Site Sections (SE17)

Review of Wallis, Andrew. Traits d’union : L’anti-roman et ses espaces. Tübingen : Narr Verlag, 2011. ISBN 978-3-8233-6605-8. Pp. 142.

Article Citation
XIII, 2 (2011): 211–213
Author
Nathalie Freidel
Article Text

 

L’étude d’Andrew Wallis parvient à cerner un corpus imposant, depuis les “trois œuvres maîtresses du siècle” que sont, d’après Serroy, les romans de Sorel, Scarron et Furetière, en passant par le récit largement autobiographique de Tristan L’Hermite sans oublier des textes moins connus comme Le Gascon extravagant ou Le Parasite mormon. La veine des histoires comiques a déjà fait l’objet d’études d’envergure mais la perspective novatrice ici consiste à mettre en évidence un genre anti-romanesque, défini comme un espace hybride, un entre-deux littéraire. Alors qu’il est commun de dire que ces auteurs ont ouvert la voie au roman moderne, l’approche de Wallis consiste à montrer qu’ils se positionnent encore par rapport au romanesque “traditionnel”, construisant un pont entre deux états de l’histoire du genre.
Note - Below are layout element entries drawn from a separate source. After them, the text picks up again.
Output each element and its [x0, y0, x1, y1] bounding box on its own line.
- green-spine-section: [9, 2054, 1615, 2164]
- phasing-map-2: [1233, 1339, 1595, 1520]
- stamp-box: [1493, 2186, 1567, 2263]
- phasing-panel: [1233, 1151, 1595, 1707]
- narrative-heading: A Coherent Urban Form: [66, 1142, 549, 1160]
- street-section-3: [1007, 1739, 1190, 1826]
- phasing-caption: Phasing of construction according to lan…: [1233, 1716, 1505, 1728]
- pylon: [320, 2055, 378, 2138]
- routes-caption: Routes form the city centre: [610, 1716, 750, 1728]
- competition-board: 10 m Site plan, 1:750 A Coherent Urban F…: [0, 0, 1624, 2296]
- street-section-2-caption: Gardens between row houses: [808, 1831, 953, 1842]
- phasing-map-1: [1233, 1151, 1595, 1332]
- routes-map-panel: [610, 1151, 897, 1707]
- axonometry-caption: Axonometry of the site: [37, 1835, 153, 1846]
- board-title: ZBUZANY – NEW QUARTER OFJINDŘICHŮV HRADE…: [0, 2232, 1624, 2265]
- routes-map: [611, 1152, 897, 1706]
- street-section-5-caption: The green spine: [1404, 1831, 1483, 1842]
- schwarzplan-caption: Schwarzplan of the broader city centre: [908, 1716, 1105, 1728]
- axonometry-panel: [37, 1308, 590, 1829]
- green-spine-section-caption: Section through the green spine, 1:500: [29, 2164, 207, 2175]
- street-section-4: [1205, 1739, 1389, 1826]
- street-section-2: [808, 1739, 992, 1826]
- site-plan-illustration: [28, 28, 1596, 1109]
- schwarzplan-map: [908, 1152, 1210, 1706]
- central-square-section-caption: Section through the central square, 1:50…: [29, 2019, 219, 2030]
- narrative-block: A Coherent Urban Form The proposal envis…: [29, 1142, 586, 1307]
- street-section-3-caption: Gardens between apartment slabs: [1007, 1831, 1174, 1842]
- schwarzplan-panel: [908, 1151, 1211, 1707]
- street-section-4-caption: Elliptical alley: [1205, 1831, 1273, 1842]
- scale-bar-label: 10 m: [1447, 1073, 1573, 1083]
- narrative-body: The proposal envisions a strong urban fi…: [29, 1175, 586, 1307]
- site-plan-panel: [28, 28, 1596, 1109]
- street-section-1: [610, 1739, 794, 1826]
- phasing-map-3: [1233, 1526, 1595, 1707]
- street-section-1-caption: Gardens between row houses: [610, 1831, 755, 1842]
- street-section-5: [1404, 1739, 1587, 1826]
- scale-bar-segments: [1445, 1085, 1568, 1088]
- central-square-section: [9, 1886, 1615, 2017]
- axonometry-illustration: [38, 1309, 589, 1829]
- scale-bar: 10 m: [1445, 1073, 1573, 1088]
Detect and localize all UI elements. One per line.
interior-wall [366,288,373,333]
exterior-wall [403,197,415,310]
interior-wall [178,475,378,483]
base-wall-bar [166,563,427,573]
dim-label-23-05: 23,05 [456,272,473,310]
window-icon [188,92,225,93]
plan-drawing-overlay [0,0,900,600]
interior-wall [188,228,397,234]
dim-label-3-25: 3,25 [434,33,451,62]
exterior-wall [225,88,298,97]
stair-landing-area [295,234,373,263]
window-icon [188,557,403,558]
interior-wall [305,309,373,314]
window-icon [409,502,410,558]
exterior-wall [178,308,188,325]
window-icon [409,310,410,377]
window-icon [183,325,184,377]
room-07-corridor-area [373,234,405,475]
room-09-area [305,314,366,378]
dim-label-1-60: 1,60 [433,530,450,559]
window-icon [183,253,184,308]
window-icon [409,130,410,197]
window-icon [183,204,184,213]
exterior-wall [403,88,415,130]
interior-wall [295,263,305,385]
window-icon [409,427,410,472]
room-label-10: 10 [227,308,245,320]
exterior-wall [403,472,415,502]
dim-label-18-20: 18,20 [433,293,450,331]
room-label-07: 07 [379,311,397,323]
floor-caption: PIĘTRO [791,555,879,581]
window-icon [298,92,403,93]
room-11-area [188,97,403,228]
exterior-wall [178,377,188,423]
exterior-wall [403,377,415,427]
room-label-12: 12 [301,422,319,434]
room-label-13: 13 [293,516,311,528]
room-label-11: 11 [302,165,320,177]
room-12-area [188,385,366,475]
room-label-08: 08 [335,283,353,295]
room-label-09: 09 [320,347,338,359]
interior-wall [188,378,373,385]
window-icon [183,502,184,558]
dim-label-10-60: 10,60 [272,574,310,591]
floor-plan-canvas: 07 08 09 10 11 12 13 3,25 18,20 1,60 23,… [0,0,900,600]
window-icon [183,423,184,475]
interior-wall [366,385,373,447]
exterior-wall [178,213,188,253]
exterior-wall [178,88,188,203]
La démonstration selon laquelle ces textes s’inscrivent en faux par rapport au roman héroïque dominant, ses longueurs, son invraisemblance, son esthétique idéalisante, en particulier en brisant l’illusion mimétique, est tout à fait convaincante. Ce travail est d’autant plus nécessaire que, comme les grands romans en vogue au XVIIème siècle nous sont à présent relativement mal connus, on risque de passer à côté de la parodie et de l’intention subversive qui motive le roman “comique”. Wallis se livre ainsi à des comparaisons particulièrement productives entre les personnages figés et immuables des romans traditionnels, et des héros “parés d’un certain devenir” (19) comme Francion ou le narrateur des Fragments d’une Histoire comique. On regrette cependant que les procédés de réécriture ne soient pas plus systématiquement mis en évidence : le premier chapitre se clôt sur une définition de l’anti-roman qui tient insuffisamment compte de l’hétérogénéité du corpus.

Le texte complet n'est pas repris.